男子優勝は、自然のボルダーでハード・プロブレムを数多く登っている滋賀の村岡達哉。B-Sesion2006の年間順位は14位にとどまるが、出場したのは第1戦のみでそれは4位入賞。今回の優勝も、フロックではない。以下は松島暁人、茂垣敬太と続き、4位に堀創。堀はリード大会での印象が強いが、ボルダーでも充分に力のあることを示した。
女子は昨年に続き野口啓代。野口はボルダリング・ジャパンカップ2連勝と同時に、本年度のリード、ボルダー双方のジャパンカップのタイトルを手中にした。内容的にも予選決勝ともに全完登で、他の選手から頭一つ抜けた印象だ。以下、尾川智子、萩原亜咲、高橋恵と続く。萩原、高橋はともに北海道。北海道は近年、施設の充実もあり、力のある選手が確実に育っているようだ。
最後に、一つの問題点を提起しておきたい。UIAA-ICCのルールでは、ボルダリングでは両手と、両足または片足のスターティングホールド(ポジション)を指定することになっている(5.1.10)。しかし最近では、ジャンピングスタート=地ジャンを防ぐために、両手両足すべてのスターティングホールドを指定するのが通例だ。シッティングスタートの場合は、これで全く問題ない。だが、スタンディングスタートの場合はどうか?
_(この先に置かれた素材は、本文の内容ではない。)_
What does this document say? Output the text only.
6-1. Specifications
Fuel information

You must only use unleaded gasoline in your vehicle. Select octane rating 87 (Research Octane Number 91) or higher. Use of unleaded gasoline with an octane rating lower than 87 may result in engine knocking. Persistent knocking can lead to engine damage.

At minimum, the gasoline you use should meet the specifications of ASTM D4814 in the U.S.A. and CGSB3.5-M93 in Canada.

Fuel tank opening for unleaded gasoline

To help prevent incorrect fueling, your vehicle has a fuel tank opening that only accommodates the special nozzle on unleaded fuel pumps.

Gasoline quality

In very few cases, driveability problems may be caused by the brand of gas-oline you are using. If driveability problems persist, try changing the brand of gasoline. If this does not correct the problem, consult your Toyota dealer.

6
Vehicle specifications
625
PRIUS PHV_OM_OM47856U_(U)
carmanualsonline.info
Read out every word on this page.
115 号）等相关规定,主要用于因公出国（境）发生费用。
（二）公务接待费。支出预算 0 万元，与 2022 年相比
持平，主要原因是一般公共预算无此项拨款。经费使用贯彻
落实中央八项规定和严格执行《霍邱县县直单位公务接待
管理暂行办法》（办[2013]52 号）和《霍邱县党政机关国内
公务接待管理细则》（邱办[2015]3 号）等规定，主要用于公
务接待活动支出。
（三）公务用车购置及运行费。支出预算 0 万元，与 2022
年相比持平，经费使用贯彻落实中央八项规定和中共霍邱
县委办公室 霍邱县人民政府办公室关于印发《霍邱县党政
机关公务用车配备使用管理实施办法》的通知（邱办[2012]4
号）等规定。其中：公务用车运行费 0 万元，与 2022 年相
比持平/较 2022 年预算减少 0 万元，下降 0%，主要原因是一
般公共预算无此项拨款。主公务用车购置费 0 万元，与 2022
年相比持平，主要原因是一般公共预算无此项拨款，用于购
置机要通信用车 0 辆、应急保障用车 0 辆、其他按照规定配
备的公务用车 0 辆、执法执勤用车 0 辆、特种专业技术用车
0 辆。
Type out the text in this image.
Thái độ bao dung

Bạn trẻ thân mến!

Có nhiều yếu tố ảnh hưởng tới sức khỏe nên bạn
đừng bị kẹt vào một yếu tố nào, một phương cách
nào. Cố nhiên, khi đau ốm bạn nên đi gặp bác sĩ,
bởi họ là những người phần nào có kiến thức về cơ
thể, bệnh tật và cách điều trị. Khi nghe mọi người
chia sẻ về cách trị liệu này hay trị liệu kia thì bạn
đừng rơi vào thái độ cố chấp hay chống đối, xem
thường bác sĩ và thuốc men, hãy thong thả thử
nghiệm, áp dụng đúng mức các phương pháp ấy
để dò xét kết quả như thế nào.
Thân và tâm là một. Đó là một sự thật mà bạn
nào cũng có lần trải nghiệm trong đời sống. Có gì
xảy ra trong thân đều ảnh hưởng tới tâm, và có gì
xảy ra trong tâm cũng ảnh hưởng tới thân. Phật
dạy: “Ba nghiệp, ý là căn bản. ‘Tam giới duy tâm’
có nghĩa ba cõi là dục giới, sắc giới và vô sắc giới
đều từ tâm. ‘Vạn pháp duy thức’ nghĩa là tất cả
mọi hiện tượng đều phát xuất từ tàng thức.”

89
UIAA-ICCのルールにはアテンプトは「選手の体の全てが地面から離れることで開始」されるとしている(5.3.6)。だが同時に、先に示した5.1.10では、スターティングポジションとは「そこからアテンプトを開始する」ものとなっている。とすれば両手両足が指定されている場合、スターティングポジションに両手両足を置かなければ、アテンプトが開始できない、ということである。細かく言うとスタンディングスタートの場合、両手両足を置く前に体の全てが地面から離れていても、指定されたスターティングポジションに手足が置かれていない一瞬が存在してしまう。規定上は5.3.6が優先されるだろうから、これはすでにアテンプトを開始していると見るべきだが、アテンプトを開始した後に初めて、全てのスターティングポジション=ルール上のアテンプト開始ポジションに両手両足を置いた状態となるというのは、好ましいものとは思われない。
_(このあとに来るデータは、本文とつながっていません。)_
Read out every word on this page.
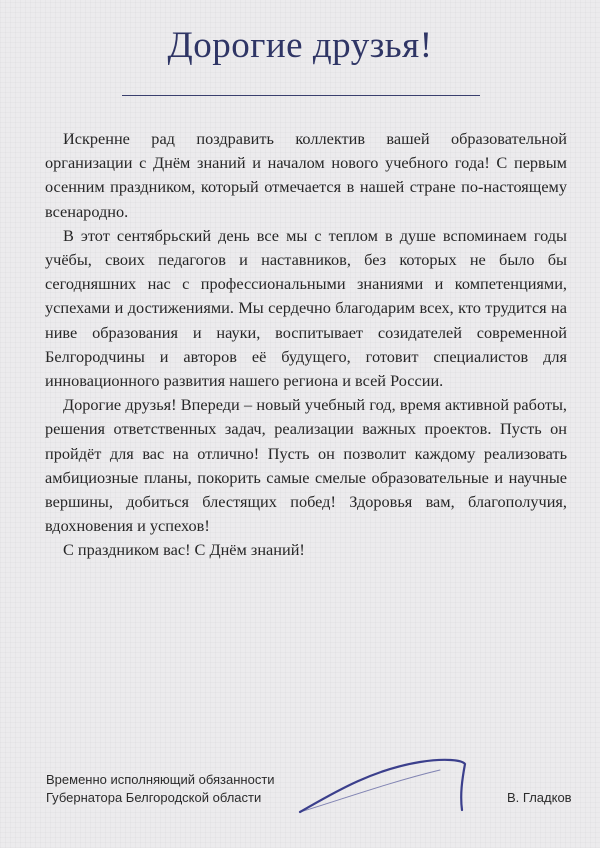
Дорогие друзья!

Искренне рад поздравить коллектив вашей образовательной организации с Днём знаний и началом нового учебного года! С первым осенним праздником, который отмечается в нашей стране по-настоящему всенародно.

В этот сентябрьский день все мы с теплом в душе вспоминаем годы учёбы, своих педагогов и наставников, без которых не было бы сегодняшних нас с профессиональными знаниями и компетенциями, успехами и достижениями. Мы сердечно благодарим всех, кто трудится на ниве образования и науки, воспитывает созидателей современной Белгородчины и авторов её будущего, готовит специалистов для инновационного развития нашего региона и всей России.

Дорогие друзья! Впереди – новый учебный год, время активной работы, решения ответственных задач, реализации важных проектов. Пусть он пройдёт для вас на отлично! Пусть он позволит каждому реализовать амбициозные планы, покорить самые смелые образовательные и научные вершины, добиться блестящих побед! Здоровья вам, благополучия, вдохновения и успехов!

С праздником вас! С Днём знаний!

Временно исполняющий обязанности
Губернатора Белгородской области	В. Гладков
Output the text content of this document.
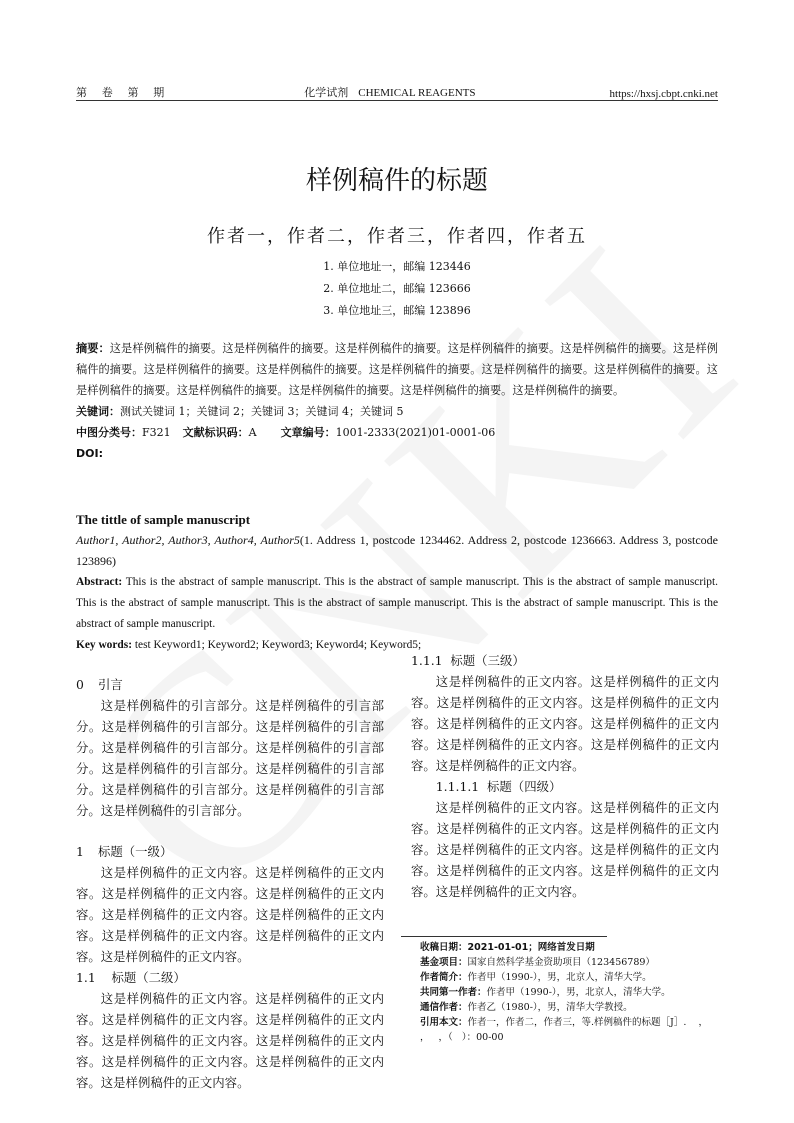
第 卷 第 期	化学试剂 CHEMICAL REAGENTS	https://hxsj.cbpt.cnki.net
样例稿件的标题
作者一，作者二，作者三，作者四，作者五
1. 单位地址一，邮编 123446
2. 单位地址二，邮编 123666
3. 单位地址三，邮编 123896
摘要：这是样例稿件的摘要。这是样例稿件的摘要。这是样例稿件的摘要。这是样例稿件的摘要。这是样例稿件的摘要。这是样例稿件的摘要。这是样例稿件的摘要。这是样例稿件的摘要。这是样例稿件的摘要。这是样例稿件的摘要。这是样例稿件的摘要。这是样例稿件的摘要。这是样例稿件的摘要。这是样例稿件的摘要。这是样例稿件的摘要。这是样例稿件的摘要。
关键词：测试关键词 1；关键词 2；关键词 3；关键词 4；关键词 5
中图分类号：F321 文献标识码：A 文章编号：1001-2333(2021)01-0001-06
DOI:
The tittle of sample manuscript
Author1, Author2, Author3, Author4, Author5(1. Address 1, postcode 1234462. Address 2, postcode 1236663. Address 3, postcode 123896)
Abstract: This is the abstract of sample manuscript. This is the abstract of sample manuscript. This is the abstract of sample manuscript. This is the abstract of sample manuscript. This is the abstract of sample manuscript. This is the abstract of sample manuscript. This is the abstract of sample manuscript.
Key words: test Keyword1; Keyword2; Keyword3; Keyword4; Keyword5;

0 引言

这是样例稿件的引言部分。这是样例稿件的引言部分。这是样例稿件的引言部分。这是样例稿件的引言部分。这是样例稿件的引言部分。这是样例稿件的引言部分。这是样例稿件的引言部分。这是样例稿件的引言部分。这是样例稿件的引言部分。这是样例稿件的引言部分。这是样例稿件的引言部分。

1 标题（一级）

这是样例稿件的正文内容。这是样例稿件的正文内容。这是样例稿件的正文内容。这是样例稿件的正文内容。这是样例稿件的正文内容。这是样例稿件的正文内容。这是样例稿件的正文内容。这是样例稿件的正文内容。这是样例稿件的正文内容。

1.1    标题（二级）

这是样例稿件的正文内容。这是样例稿件的正文内容。这是样例稿件的正文内容。这是样例稿件的正文内容。这是样例稿件的正文内容。这是样例稿件的正文内容。这是样例稿件的正文内容。这是样例稿件的正文内容。这是样例稿件的正文内容。

1.1.1  标题（三级）

这是样例稿件的正文内容。这是样例稿件的正文内容。这是样例稿件的正文内容。这是样例稿件的正文内容。这是样例稿件的正文内容。这是样例稿件的正文内容。这是样例稿件的正文内容。这是样例稿件的正文内容。这是样例稿件的正文内容。

1.1.1.1  标题（四级）

这是样例稿件的正文内容。这是样例稿件的正文内容。这是样例稿件的正文内容。这是样例稿件的正文内容。这是样例稿件的正文内容。这是样例稿件的正文内容。这是样例稿件的正文内容。这是样例稿件的正文内容。这是样例稿件的正文内容。

收稿日期：2021-01-01；网络首发日期
基金项目：国家自然科学基金资助项目（123456789）
作者简介：作者甲（1990-），男，北京人，清华大学。
共同第一作者：作者甲（1990-），男，北京人，清华大学。
通信作者：作者乙（1980-），男，清华大学教授。
引用本文：作者一，作者二，作者三，等.样例稿件的标题［J］.    ，   ，   ，（   ）：00-00
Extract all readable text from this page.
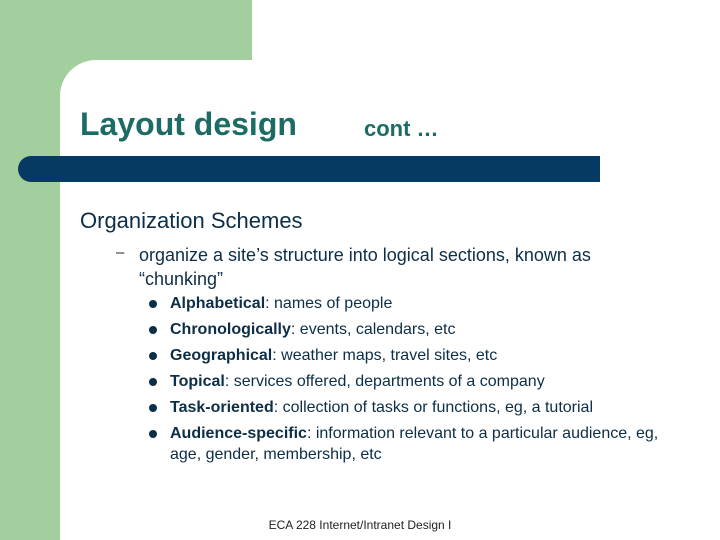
Layout design	cont …
Organization Schemes
– organize a site’s structure into logical sections, known as “chunking”
Alphabetical: names of people
Chronologically: events, calendars, etc
Geographical: weather maps, travel sites, etc
Topical: services offered, departments of a company
Task-oriented: collection of tasks or functions, eg, a tutorial
Audience-specific: information relevant to a particular audience, eg, age, gender, membership, etc
ECA 228 Internet/Intranet Design I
これはルール上の不備と見ることもできる。今後こうした場合をカバーできるものにルールが変わっていく必要はあるだろう。だがそれ以前に、ジャンピングスタートがありえない、もしくはそれに意味がない課題にまで、両足を指定する必要があるかは疑問だ。両手両足の全てを指定することに拘ると、不自然なスターティングポジションになることもある。現に今回も、見ていてそう感じられる課題があったのは事実だ。今後の課題だろう。